Kaleng bukan sekedar kaleng.
♥♥♥
Kalau kaleng begitu berarti buat
Andy Warhol, di rumah masa kecilku juga begitu. Namun benda bekas ini kami
simpan untuk alasan berbeda. Kaleng margarin Blueband (bergambar anak sedang
makan rot) yang sudah kosong diiris melingkar tutupnya, dimanfaatkan jadi
tangkringan saringan 'transit' makanan yang digoreng supaya minyak menitik ke
bawah. Kaleng biskuit Khong Guan menjadi tempat kerupuk. Atau kaleng biru segi
empat bekas biskuit Jacobs, dijadikan wadah alat-alat jahit. Tahun lalu, waktu
aku ke rumah adik nenekku di Malang, gembira sekali hati menemukan
rengginang yang disuguhkan dalam kaleng bekas butter cookies merek
Monde.
Aku jadi teringat akan
kaleng-kaleng dalam hidupku ini ketika membaca artikel Kompas yang mengupas
komunitas pecinta kaleng. Mereka sampai berburu kesana kemari untuk
mengumpulkan kaleng tua. Aku bisa memahami kemabukan mereka akan kaleng.

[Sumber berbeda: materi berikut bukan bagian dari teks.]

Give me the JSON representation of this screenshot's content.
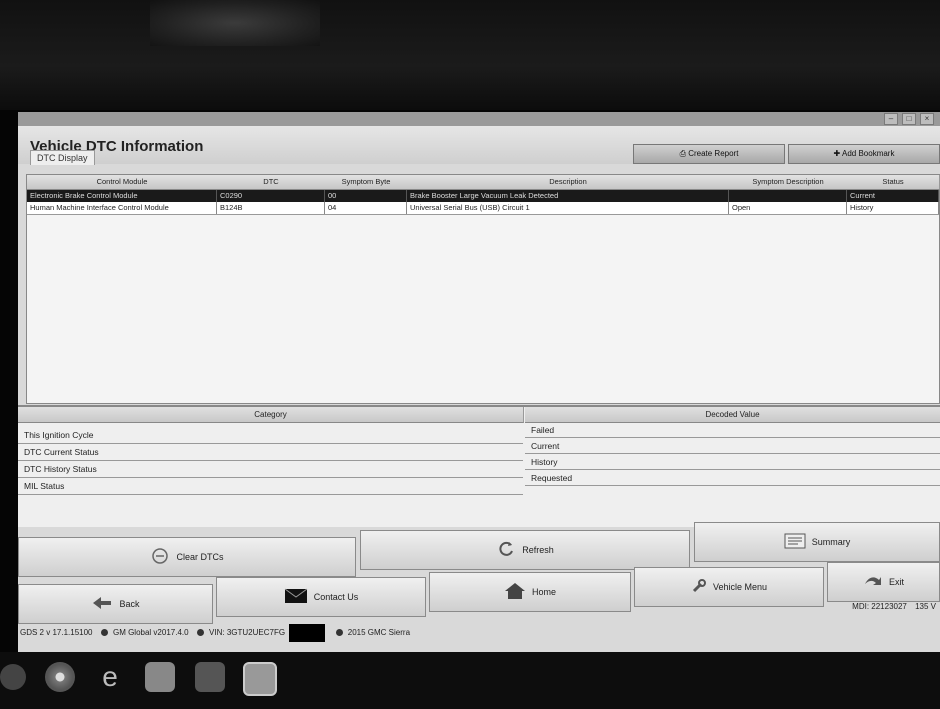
{
  "window": {
    "title": "Vehicle DTC Information",
    "tab": "DTC Display",
    "create_report_label": "Create Report",
    "add_bookmark_label": "Add Bookmark"
  },
  "dtc_table": {
    "columns": [
      "Control Module",
      "DTC",
      "Symptom Byte",
      "Description",
      "Symptom Description",
      "Status"
    ],
    "rows": [
      [
        "Electronic Brake Control Module",
        "C0290",
        "00",
        "Brake Booster Large Vacuum Leak Detected",
        "",
        "Current"
      ],
      [
        "Human Machine Interface Control Module",
        "B124B",
        "04",
        "Universal Serial Bus (USB) Circuit 1",
        "Open",
        "History"
      ]
    ]
  },
  "decode_table": {
    "category_header": "Category",
    "value_header": "Decoded Value",
    "categories": [
      "This Ignition Cycle",
      "DTC Current Status",
      "DTC History Status",
      "MIL Status"
    ],
    "values": [
      "Failed",
      "Current",
      "History",
      "Requested"
    ]
  },
  "buttons": {
    "clear_dtcs": "Clear DTCs",
    "refresh": "Refresh",
    "summary": "Summary",
    "back": "Back",
    "contact_us": "Contact Us",
    "home": "Home",
    "vehicle_menu": "Vehicle Menu",
    "exit": "Exit"
  },
  "status": {
    "version": "GDS 2 v 17.1.15100",
    "global": "GM Global v2017.4.0",
    "vin": "VIN: 3GTU2UEC7FG",
    "vehicle": "2015 GMC Sierra",
    "mdi": "MDI: 22123027",
    "mdi_extra": "135 V"
  }
}
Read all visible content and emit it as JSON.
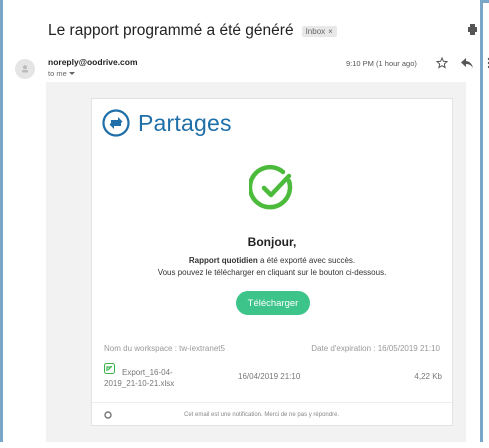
{
  "email": {
    "subject": "Le rapport programmé a été généré",
    "label_chip": "Inbox",
    "label_chip_close": "×",
    "sender": "noreply@oodrive.com",
    "to_line": "to me",
    "time": "9:10 PM (1 hour ago)"
  },
  "message": {
    "brand": "Partages",
    "greeting": "Bonjour,",
    "report_name": "Rapport quotidien",
    "line1_suffix": " a été exporté avec succès.",
    "line2": "Vous pouvez le télécharger en cliquant sur le bouton ci-dessous.",
    "download_button": "Télécharger",
    "workspace": "Nom du workspace : tw-iextranet5",
    "expiration": "Date d'expiration : 16/05/2019 21:10",
    "file": {
      "name": "Export_16-04-2019_21-10-21.xlsx",
      "date": "16/04/2019 21:10",
      "size": "4,22 Kb"
    },
    "footer": "Cet email est une notification. Merci de ne pas y répondre."
  },
  "colors": {
    "brand_blue": "#1f6fa8",
    "success_green": "#3cc48a",
    "check_green": "#4cbb3c"
  }
}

Tapi tak serta merta aku tergiur
menjadi kolektor kaleng bekas. Aku hanya memelihara kaleng yang menyimpan
cerita di baliknya. Seperti foto dalam tulisan ini: yang berwarna biru
langit dengan ornamen padang rumput (gambar kanan tengah) sebenarnya
adalah container yang mengemas cangkir teh istimewa lengkap dengan saringan.
Ini hadiah dari anggota team kantorku tercinta, Dini Sunardi yang pindah
mengikuti suami keMalaysia. Kaleng berbentuk bis double decker, dibeli anakku
sebagai oleh-oleh waktu pulang study tour ke Hongkong. Kaleng berbentuk mobil
warna merah beroda, masih berisi kue kering ketika kubeli untuk menghibur hati
saat anakku sakit.
Pada dasarnya, kaleng-kaleng kupajang untuk mendeklarasi sudut pandangku. Bahwa satu pajangan, berhak mendapat tempat terhormat dan dirawat di rak bukuku, tidak ditentukan oleh nilai nominalnya, tapi oleh cerita, sejarah, dan arti dibaliknya. Di pandanganku, kaleng berbentuk bis tingkat oleh2 anakku bukti perhatian dan cintanya, lebih berharga dari keramik antik dinasti Ming. Kaleng bekas tempat cangkir teh yang menandai persahabatanku dengan Dini, jauh lebih bermakna ketimbang kristal Bohemia berpinggir emas.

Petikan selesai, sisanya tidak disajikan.